Corey: And also, yes, I think there is a lot of pent-up desire for art and for collective cultural experiences. At the beginning of the pandemic, we saw a lot of artists performing on Zoom as a way to sustain and uplift. That was great, but I think what’s missing is the collective part, being in a room and experiencing art with other people, which is what separates what we do from watching TV. To be able to keep the embers of that burning is really important.

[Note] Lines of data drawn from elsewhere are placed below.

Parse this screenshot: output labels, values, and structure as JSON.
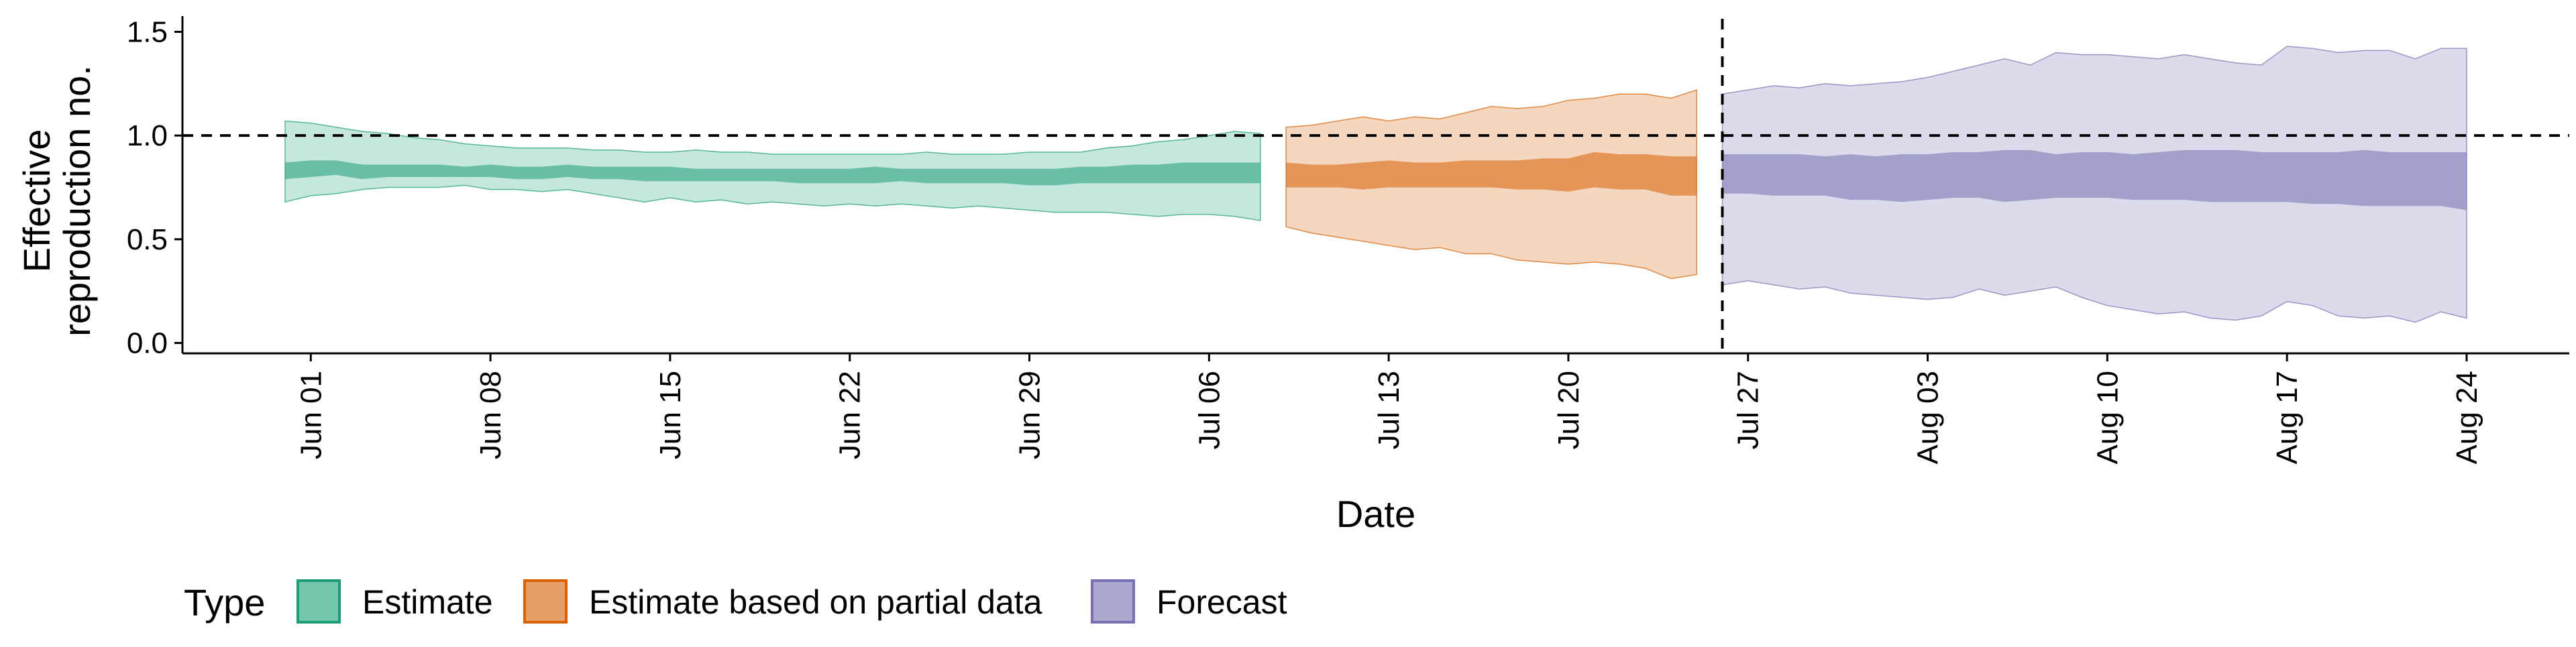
{
  "chart_data": {
    "type": "area",
    "title": "",
    "xlabel": "Date",
    "ylabel": "Effective\nreproduction no.",
    "ylim": [
      -0.05,
      1.55
    ],
    "xlim": [
      "2020-05-27",
      "2020-08-28"
    ],
    "y_ticks": [
      "0.0",
      "0.5",
      "1.0",
      "1.5"
    ],
    "x_ticks": [
      {
        "date": "2020-06-01",
        "label": "Jun 01"
      },
      {
        "date": "2020-06-08",
        "label": "Jun 08"
      },
      {
        "date": "2020-06-15",
        "label": "Jun 15"
      },
      {
        "date": "2020-06-22",
        "label": "Jun 22"
      },
      {
        "date": "2020-06-29",
        "label": "Jun 29"
      },
      {
        "date": "2020-07-06",
        "label": "Jul 06"
      },
      {
        "date": "2020-07-13",
        "label": "Jul 13"
      },
      {
        "date": "2020-07-20",
        "label": "Jul 20"
      },
      {
        "date": "2020-07-27",
        "label": "Jul 27"
      },
      {
        "date": "2020-08-03",
        "label": "Aug 03"
      },
      {
        "date": "2020-08-10",
        "label": "Aug 10"
      },
      {
        "date": "2020-08-17",
        "label": "Aug 17"
      },
      {
        "date": "2020-08-24",
        "label": "Aug 24"
      }
    ],
    "reference_lines": {
      "horizontal_y": 1.0,
      "vertical_date": "2020-07-26"
    },
    "grid": false,
    "legend": {
      "title": "Type",
      "position": "bottom",
      "entries": [
        "Estimate",
        "Estimate based on partial data",
        "Forecast"
      ]
    },
    "series": [
      {
        "name": "Estimate",
        "fill_color": "#1b9e77",
        "line_color": "#1b9e77",
        "points": [
          {
            "date": "2020-05-31",
            "lo90": 0.68,
            "hi90": 1.07,
            "lo50": 0.79,
            "hi50": 0.87
          },
          {
            "date": "2020-06-01",
            "lo90": 0.71,
            "hi90": 1.06,
            "lo50": 0.8,
            "hi50": 0.88
          },
          {
            "date": "2020-06-02",
            "lo90": 0.72,
            "hi90": 1.04,
            "lo50": 0.81,
            "hi50": 0.88
          },
          {
            "date": "2020-06-03",
            "lo90": 0.74,
            "hi90": 1.02,
            "lo50": 0.79,
            "hi50": 0.86
          },
          {
            "date": "2020-06-04",
            "lo90": 0.75,
            "hi90": 1.01,
            "lo50": 0.8,
            "hi50": 0.86
          },
          {
            "date": "2020-06-05",
            "lo90": 0.75,
            "hi90": 0.99,
            "lo50": 0.8,
            "hi50": 0.86
          },
          {
            "date": "2020-06-06",
            "lo90": 0.75,
            "hi90": 0.98,
            "lo50": 0.8,
            "hi50": 0.86
          },
          {
            "date": "2020-06-07",
            "lo90": 0.76,
            "hi90": 0.96,
            "lo50": 0.8,
            "hi50": 0.85
          },
          {
            "date": "2020-06-08",
            "lo90": 0.74,
            "hi90": 0.95,
            "lo50": 0.8,
            "hi50": 0.86
          },
          {
            "date": "2020-06-09",
            "lo90": 0.74,
            "hi90": 0.94,
            "lo50": 0.79,
            "hi50": 0.85
          },
          {
            "date": "2020-06-10",
            "lo90": 0.73,
            "hi90": 0.94,
            "lo50": 0.79,
            "hi50": 0.85
          },
          {
            "date": "2020-06-11",
            "lo90": 0.74,
            "hi90": 0.94,
            "lo50": 0.8,
            "hi50": 0.86
          },
          {
            "date": "2020-06-12",
            "lo90": 0.72,
            "hi90": 0.93,
            "lo50": 0.79,
            "hi50": 0.85
          },
          {
            "date": "2020-06-13",
            "lo90": 0.7,
            "hi90": 0.93,
            "lo50": 0.79,
            "hi50": 0.85
          },
          {
            "date": "2020-06-14",
            "lo90": 0.68,
            "hi90": 0.92,
            "lo50": 0.78,
            "hi50": 0.85
          },
          {
            "date": "2020-06-15",
            "lo90": 0.7,
            "hi90": 0.92,
            "lo50": 0.78,
            "hi50": 0.85
          },
          {
            "date": "2020-06-16",
            "lo90": 0.68,
            "hi90": 0.93,
            "lo50": 0.78,
            "hi50": 0.84
          },
          {
            "date": "2020-06-17",
            "lo90": 0.69,
            "hi90": 0.92,
            "lo50": 0.78,
            "hi50": 0.84
          },
          {
            "date": "2020-06-18",
            "lo90": 0.67,
            "hi90": 0.92,
            "lo50": 0.78,
            "hi50": 0.84
          },
          {
            "date": "2020-06-19",
            "lo90": 0.68,
            "hi90": 0.91,
            "lo50": 0.78,
            "hi50": 0.84
          },
          {
            "date": "2020-06-20",
            "lo90": 0.67,
            "hi90": 0.91,
            "lo50": 0.77,
            "hi50": 0.84
          },
          {
            "date": "2020-06-21",
            "lo90": 0.66,
            "hi90": 0.91,
            "lo50": 0.77,
            "hi50": 0.84
          },
          {
            "date": "2020-06-22",
            "lo90": 0.67,
            "hi90": 0.91,
            "lo50": 0.77,
            "hi50": 0.84
          },
          {
            "date": "2020-06-23",
            "lo90": 0.66,
            "hi90": 0.91,
            "lo50": 0.77,
            "hi50": 0.85
          },
          {
            "date": "2020-06-24",
            "lo90": 0.67,
            "hi90": 0.91,
            "lo50": 0.78,
            "hi50": 0.84
          },
          {
            "date": "2020-06-25",
            "lo90": 0.66,
            "hi90": 0.92,
            "lo50": 0.77,
            "hi50": 0.84
          },
          {
            "date": "2020-06-26",
            "lo90": 0.65,
            "hi90": 0.91,
            "lo50": 0.77,
            "hi50": 0.84
          },
          {
            "date": "2020-06-27",
            "lo90": 0.66,
            "hi90": 0.91,
            "lo50": 0.77,
            "hi50": 0.84
          },
          {
            "date": "2020-06-28",
            "lo90": 0.65,
            "hi90": 0.91,
            "lo50": 0.77,
            "hi50": 0.84
          },
          {
            "date": "2020-06-29",
            "lo90": 0.64,
            "hi90": 0.92,
            "lo50": 0.76,
            "hi50": 0.84
          },
          {
            "date": "2020-06-30",
            "lo90": 0.63,
            "hi90": 0.92,
            "lo50": 0.76,
            "hi50": 0.84
          },
          {
            "date": "2020-07-01",
            "lo90": 0.63,
            "hi90": 0.92,
            "lo50": 0.77,
            "hi50": 0.85
          },
          {
            "date": "2020-07-02",
            "lo90": 0.63,
            "hi90": 0.94,
            "lo50": 0.77,
            "hi50": 0.85
          },
          {
            "date": "2020-07-03",
            "lo90": 0.62,
            "hi90": 0.95,
            "lo50": 0.77,
            "hi50": 0.86
          },
          {
            "date": "2020-07-04",
            "lo90": 0.61,
            "hi90": 0.97,
            "lo50": 0.77,
            "hi50": 0.86
          },
          {
            "date": "2020-07-05",
            "lo90": 0.62,
            "hi90": 0.98,
            "lo50": 0.77,
            "hi50": 0.87
          },
          {
            "date": "2020-07-06",
            "lo90": 0.62,
            "hi90": 1.0,
            "lo50": 0.77,
            "hi50": 0.87
          },
          {
            "date": "2020-07-07",
            "lo90": 0.61,
            "hi90": 1.02,
            "lo50": 0.77,
            "hi50": 0.87
          },
          {
            "date": "2020-07-08",
            "lo90": 0.59,
            "hi90": 1.01,
            "lo50": 0.77,
            "hi50": 0.87
          }
        ]
      },
      {
        "name": "Estimate based on partial data",
        "fill_color": "#d95f02",
        "line_color": "#d95f02",
        "points": [
          {
            "date": "2020-07-09",
            "lo90": 0.56,
            "hi90": 1.04,
            "lo50": 0.75,
            "hi50": 0.87
          },
          {
            "date": "2020-07-10",
            "lo90": 0.53,
            "hi90": 1.05,
            "lo50": 0.75,
            "hi50": 0.86
          },
          {
            "date": "2020-07-11",
            "lo90": 0.51,
            "hi90": 1.07,
            "lo50": 0.75,
            "hi50": 0.86
          },
          {
            "date": "2020-07-12",
            "lo90": 0.49,
            "hi90": 1.09,
            "lo50": 0.74,
            "hi50": 0.87
          },
          {
            "date": "2020-07-13",
            "lo90": 0.47,
            "hi90": 1.07,
            "lo50": 0.75,
            "hi50": 0.88
          },
          {
            "date": "2020-07-14",
            "lo90": 0.45,
            "hi90": 1.09,
            "lo50": 0.75,
            "hi50": 0.87
          },
          {
            "date": "2020-07-15",
            "lo90": 0.46,
            "hi90": 1.08,
            "lo50": 0.75,
            "hi50": 0.87
          },
          {
            "date": "2020-07-16",
            "lo90": 0.43,
            "hi90": 1.11,
            "lo50": 0.75,
            "hi50": 0.88
          },
          {
            "date": "2020-07-17",
            "lo90": 0.43,
            "hi90": 1.14,
            "lo50": 0.75,
            "hi50": 0.88
          },
          {
            "date": "2020-07-18",
            "lo90": 0.4,
            "hi90": 1.13,
            "lo50": 0.74,
            "hi50": 0.88
          },
          {
            "date": "2020-07-19",
            "lo90": 0.39,
            "hi90": 1.14,
            "lo50": 0.74,
            "hi50": 0.89
          },
          {
            "date": "2020-07-20",
            "lo90": 0.38,
            "hi90": 1.17,
            "lo50": 0.73,
            "hi50": 0.89
          },
          {
            "date": "2020-07-21",
            "lo90": 0.39,
            "hi90": 1.18,
            "lo50": 0.75,
            "hi50": 0.92
          },
          {
            "date": "2020-07-22",
            "lo90": 0.38,
            "hi90": 1.2,
            "lo50": 0.74,
            "hi50": 0.91
          },
          {
            "date": "2020-07-23",
            "lo90": 0.36,
            "hi90": 1.2,
            "lo50": 0.74,
            "hi50": 0.91
          },
          {
            "date": "2020-07-24",
            "lo90": 0.31,
            "hi90": 1.18,
            "lo50": 0.71,
            "hi50": 0.9
          },
          {
            "date": "2020-07-25",
            "lo90": 0.33,
            "hi90": 1.22,
            "lo50": 0.71,
            "hi50": 0.9
          }
        ]
      },
      {
        "name": "Forecast",
        "fill_color": "#7570b3",
        "line_color": "#7570b3",
        "points": [
          {
            "date": "2020-07-26",
            "lo90": 0.28,
            "hi90": 1.2,
            "lo50": 0.72,
            "hi50": 0.91
          },
          {
            "date": "2020-07-27",
            "lo90": 0.3,
            "hi90": 1.22,
            "lo50": 0.72,
            "hi50": 0.91
          },
          {
            "date": "2020-07-28",
            "lo90": 0.28,
            "hi90": 1.24,
            "lo50": 0.71,
            "hi50": 0.91
          },
          {
            "date": "2020-07-29",
            "lo90": 0.26,
            "hi90": 1.23,
            "lo50": 0.71,
            "hi50": 0.91
          },
          {
            "date": "2020-07-30",
            "lo90": 0.27,
            "hi90": 1.25,
            "lo50": 0.71,
            "hi50": 0.9
          },
          {
            "date": "2020-07-31",
            "lo90": 0.24,
            "hi90": 1.24,
            "lo50": 0.69,
            "hi50": 0.91
          },
          {
            "date": "2020-08-01",
            "lo90": 0.23,
            "hi90": 1.25,
            "lo50": 0.69,
            "hi50": 0.9
          },
          {
            "date": "2020-08-02",
            "lo90": 0.22,
            "hi90": 1.26,
            "lo50": 0.68,
            "hi50": 0.91
          },
          {
            "date": "2020-08-03",
            "lo90": 0.21,
            "hi90": 1.28,
            "lo50": 0.69,
            "hi50": 0.91
          },
          {
            "date": "2020-08-04",
            "lo90": 0.22,
            "hi90": 1.31,
            "lo50": 0.7,
            "hi50": 0.92
          },
          {
            "date": "2020-08-05",
            "lo90": 0.26,
            "hi90": 1.34,
            "lo50": 0.7,
            "hi50": 0.92
          },
          {
            "date": "2020-08-06",
            "lo90": 0.23,
            "hi90": 1.37,
            "lo50": 0.68,
            "hi50": 0.93
          },
          {
            "date": "2020-08-07",
            "lo90": 0.25,
            "hi90": 1.34,
            "lo50": 0.69,
            "hi50": 0.93
          },
          {
            "date": "2020-08-08",
            "lo90": 0.27,
            "hi90": 1.4,
            "lo50": 0.7,
            "hi50": 0.91
          },
          {
            "date": "2020-08-09",
            "lo90": 0.22,
            "hi90": 1.39,
            "lo50": 0.7,
            "hi50": 0.92
          },
          {
            "date": "2020-08-10",
            "lo90": 0.18,
            "hi90": 1.39,
            "lo50": 0.7,
            "hi50": 0.92
          },
          {
            "date": "2020-08-11",
            "lo90": 0.16,
            "hi90": 1.38,
            "lo50": 0.69,
            "hi50": 0.91
          },
          {
            "date": "2020-08-12",
            "lo90": 0.14,
            "hi90": 1.37,
            "lo50": 0.69,
            "hi50": 0.92
          },
          {
            "date": "2020-08-13",
            "lo90": 0.15,
            "hi90": 1.39,
            "lo50": 0.69,
            "hi50": 0.93
          },
          {
            "date": "2020-08-14",
            "lo90": 0.12,
            "hi90": 1.37,
            "lo50": 0.68,
            "hi50": 0.93
          },
          {
            "date": "2020-08-15",
            "lo90": 0.11,
            "hi90": 1.35,
            "lo50": 0.68,
            "hi50": 0.93
          },
          {
            "date": "2020-08-16",
            "lo90": 0.13,
            "hi90": 1.34,
            "lo50": 0.68,
            "hi50": 0.92
          },
          {
            "date": "2020-08-17",
            "lo90": 0.2,
            "hi90": 1.43,
            "lo50": 0.68,
            "hi50": 0.92
          },
          {
            "date": "2020-08-18",
            "lo90": 0.18,
            "hi90": 1.42,
            "lo50": 0.67,
            "hi50": 0.92
          },
          {
            "date": "2020-08-19",
            "lo90": 0.13,
            "hi90": 1.4,
            "lo50": 0.67,
            "hi50": 0.92
          },
          {
            "date": "2020-08-20",
            "lo90": 0.12,
            "hi90": 1.41,
            "lo50": 0.66,
            "hi50": 0.93
          },
          {
            "date": "2020-08-21",
            "lo90": 0.13,
            "hi90": 1.41,
            "lo50": 0.66,
            "hi50": 0.92
          },
          {
            "date": "2020-08-22",
            "lo90": 0.1,
            "hi90": 1.37,
            "lo50": 0.66,
            "hi50": 0.92
          },
          {
            "date": "2020-08-23",
            "lo90": 0.15,
            "hi90": 1.42,
            "lo50": 0.66,
            "hi50": 0.92
          },
          {
            "date": "2020-08-24",
            "lo90": 0.12,
            "hi90": 1.42,
            "lo50": 0.64,
            "hi50": 0.92
          }
        ]
      }
    ]
  }
}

Svetlana: We had the members of the Lemon Bucket Orkestra come through, and when we were chatting beforehand, they were talking about how bleak things looked, how they didn’t have anything booked through the end of the year. And then after they had gone through the show, they said they have a bunch of new ideas and approaches that they couldn’t wait to brainstorm. To be able to provide inspiration during such a difficult time feels like an important achievement.
Do you think van Gogh would approve of the show, if he were alive to see it?
Corey: van Gogh was such an innovator. He had a completely new way of looking at colour, brush technique, composition. I like to think he would love our innovation.